Is there an empty shop problem in Ludlow? 


Due to the pandemic, Ludlow lost 20 shops in 2020 and has struggled to regain the previous tenants any new ones. In 2017, there were just seven empty units. Currently, there are many more empty shops than there ever used to be. In the town centre, 23 retail units and independent shops are vacant- either to let or shut down. In a small town like Ludlow, even the closure of one shop can affect the town’s economic health, employment rate and character. The town has taken a toll due to the recent closure of the Fruit Basket on King Street. 



The loss of these local enterprises can diminish job opportunities, creating a ripple effect on the overall economic health of the town. Moreover, independent shops are often more inclined to source goods locally, supporting local artisans and farmers, fostering a sustainable and connected economy.


Additionally, the emptiness of independent shops in a small town can have a profound impact on the local community. Beyond the obvious economic implications, such vacancies contribute to a sense of desolation and loss of identity. When these establishments close their doors, a void is left that chain stores or online retailers may struggle to fill. Independent shops often serve as cultural landmarks, reflecting the unique character of the town and fostering a sense of belonging among residents. 

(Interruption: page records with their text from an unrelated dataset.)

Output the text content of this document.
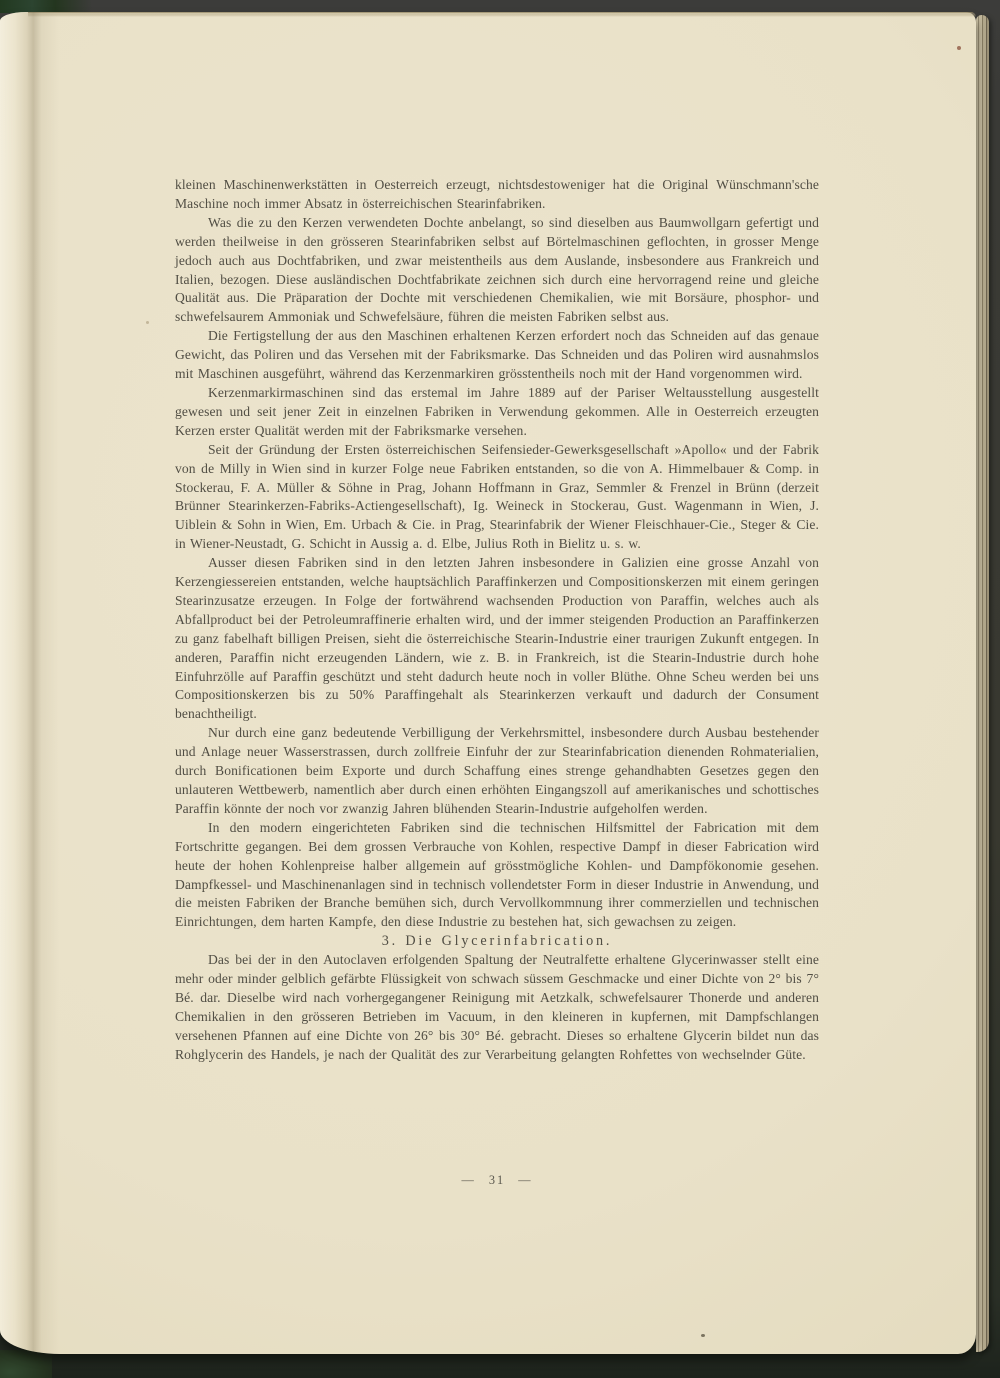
kleinen Maschinenwerkstätten in Oesterreich erzeugt, nichtsdestoweniger hat die Original Wünschmann'sche Maschine noch immer Absatz in österreichischen Stearinfabriken.

Was die zu den Kerzen verwendeten Dochte anbelangt, so sind dieselben aus Baumwollgarn gefertigt und werden theilweise in den grösseren Stearinfabriken selbst auf Börtelmaschinen geflochten, in grosser Menge jedoch auch aus Dochtfabriken, und zwar meistentheils aus dem Auslande, insbesondere aus Frankreich und Italien, bezogen. Diese ausländischen Dochtfabrikate zeichnen sich durch eine hervorragend reine und gleiche Qualität aus. Die Präparation der Dochte mit verschiedenen Chemikalien, wie mit Borsäure, phosphor- und schwefelsaurem Ammoniak und Schwefelsäure, führen die meisten Fabriken selbst aus.

Die Fertigstellung der aus den Maschinen erhaltenen Kerzen erfordert noch das Schneiden auf das genaue Gewicht, das Poliren und das Versehen mit der Fabriksmarke. Das Schneiden und das Poliren wird ausnahmslos mit Maschinen ausgeführt, während das Kerzenmarkiren grösstentheils noch mit der Hand vorgenommen wird.

Kerzenmarkirmaschinen sind das erstemal im Jahre 1889 auf der Pariser Weltausstellung ausgestellt gewesen und seit jener Zeit in einzelnen Fabriken in Verwendung gekommen. Alle in Oesterreich erzeugten Kerzen erster Qualität werden mit der Fabriksmarke versehen.

Seit der Gründung der Ersten österreichischen Seifensieder-Gewerksgesellschaft »Apollo« und der Fabrik von de Milly in Wien sind in kurzer Folge neue Fabriken entstanden, so die von A. Himmelbauer & Comp. in Stockerau, F. A. Müller & Söhne in Prag, Johann Hoffmann in Graz, Semmler & Frenzel in Brünn (derzeit Brünner Stearinkerzen-Fabriks-Actiengesellschaft), Ig. Weineck in Stockerau, Gust. Wagenmann in Wien, J. Uiblein & Sohn in Wien, Em. Urbach & Cie. in Prag, Stearinfabrik der Wiener Fleischhauer-Cie., Steger & Cie. in Wiener-Neustadt, G. Schicht in Aussig a. d. Elbe, Julius Roth in Bielitz u. s. w.

Ausser diesen Fabriken sind in den letzten Jahren insbesondere in Galizien eine grosse Anzahl von Kerzengiessereien entstanden, welche hauptsächlich Paraffinkerzen und Compositionskerzen mit einem geringen Stearinzusatze erzeugen. In Folge der fortwährend wachsenden Production von Paraffin, welches auch als Abfallproduct bei der Petroleumraffinerie erhalten wird, und der immer steigenden Production an Paraffinkerzen zu ganz fabelhaft billigen Preisen, sieht die österreichische Stearin-Industrie einer traurigen Zukunft entgegen. In anderen, Paraffin nicht erzeugenden Ländern, wie z. B. in Frankreich, ist die Stearin-Industrie durch hohe Einfuhrzölle auf Paraffin geschützt und steht dadurch heute noch in voller Blüthe. Ohne Scheu werden bei uns Compositionskerzen bis zu 50% Paraffingehalt als Stearinkerzen verkauft und dadurch der Consument benachtheiligt.

Nur durch eine ganz bedeutende Verbilligung der Verkehrsmittel, insbesondere durch Ausbau bestehender und Anlage neuer Wasserstrassen, durch zollfreie Einfuhr der zur Stearinfabrication dienenden Rohmaterialien, durch Bonificationen beim Exporte und durch Schaffung eines strenge gehandhabten Gesetzes gegen den unlauteren Wettbewerb, namentlich aber durch einen erhöhten Eingangszoll auf amerikanisches und schottisches Paraffin könnte der noch vor zwanzig Jahren blühenden Stearin-Industrie aufgeholfen werden.

In den modern eingerichteten Fabriken sind die technischen Hilfsmittel der Fabrication mit dem Fortschritte gegangen. Bei dem grossen Verbrauche von Kohlen, respective Dampf in dieser Fabrication wird heute der hohen Kohlenpreise halber allgemein auf grösstmögliche Kohlen- und Dampfökonomie gesehen. Dampfkessel- und Maschinenanlagen sind in technisch vollendetster Form in dieser Industrie in Anwendung, und die meisten Fabriken der Branche bemühen sich, durch Vervollkommnung ihrer commerziellen und technischen Einrichtungen, dem harten Kampfe, den diese Industrie zu bestehen hat, sich gewachsen zu zeigen.

3. Die Glycerinfabrication.

Das bei der in den Autoclaven erfolgenden Spaltung der Neutralfette erhaltene Glycerinwasser stellt eine mehr oder minder gelblich gefärbte Flüssigkeit von schwach süssem Geschmacke und einer Dichte von 2° bis 7° Bé. dar. Dieselbe wird nach vorhergegangener Reinigung mit Aetzkalk, schwefelsaurer Thonerde und anderen Chemikalien in den grösseren Betrieben im Vacuum, in den kleineren in kupfernen, mit Dampfschlangen versehenen Pfannen auf eine Dichte von 26° bis 30° Bé. gebracht. Dieses so erhaltene Glycerin bildet nun das Rohglycerin des Handels, je nach der Qualität des zur Verarbeitung gelangten Rohfettes von wechselnder Güte.

— 31 —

Subsequently, there are signs of Ludlow reviving from its loss of shops. Tenants are moving into many of the closed units and refurbishing vacant shops. A recent development of the derelict Ludlow Maternity Hospital has been a controversial topic but Andy Boddington, a Shropshire councillor wrote, ‘It intends to offer “workshops, events, collaborations, contemporary culture” as part of a scheme to bring space for artists and small entrepreneurs to East Hamlet.’ This can do no wrong for the town, bringing character and authenticity back to Ludlow.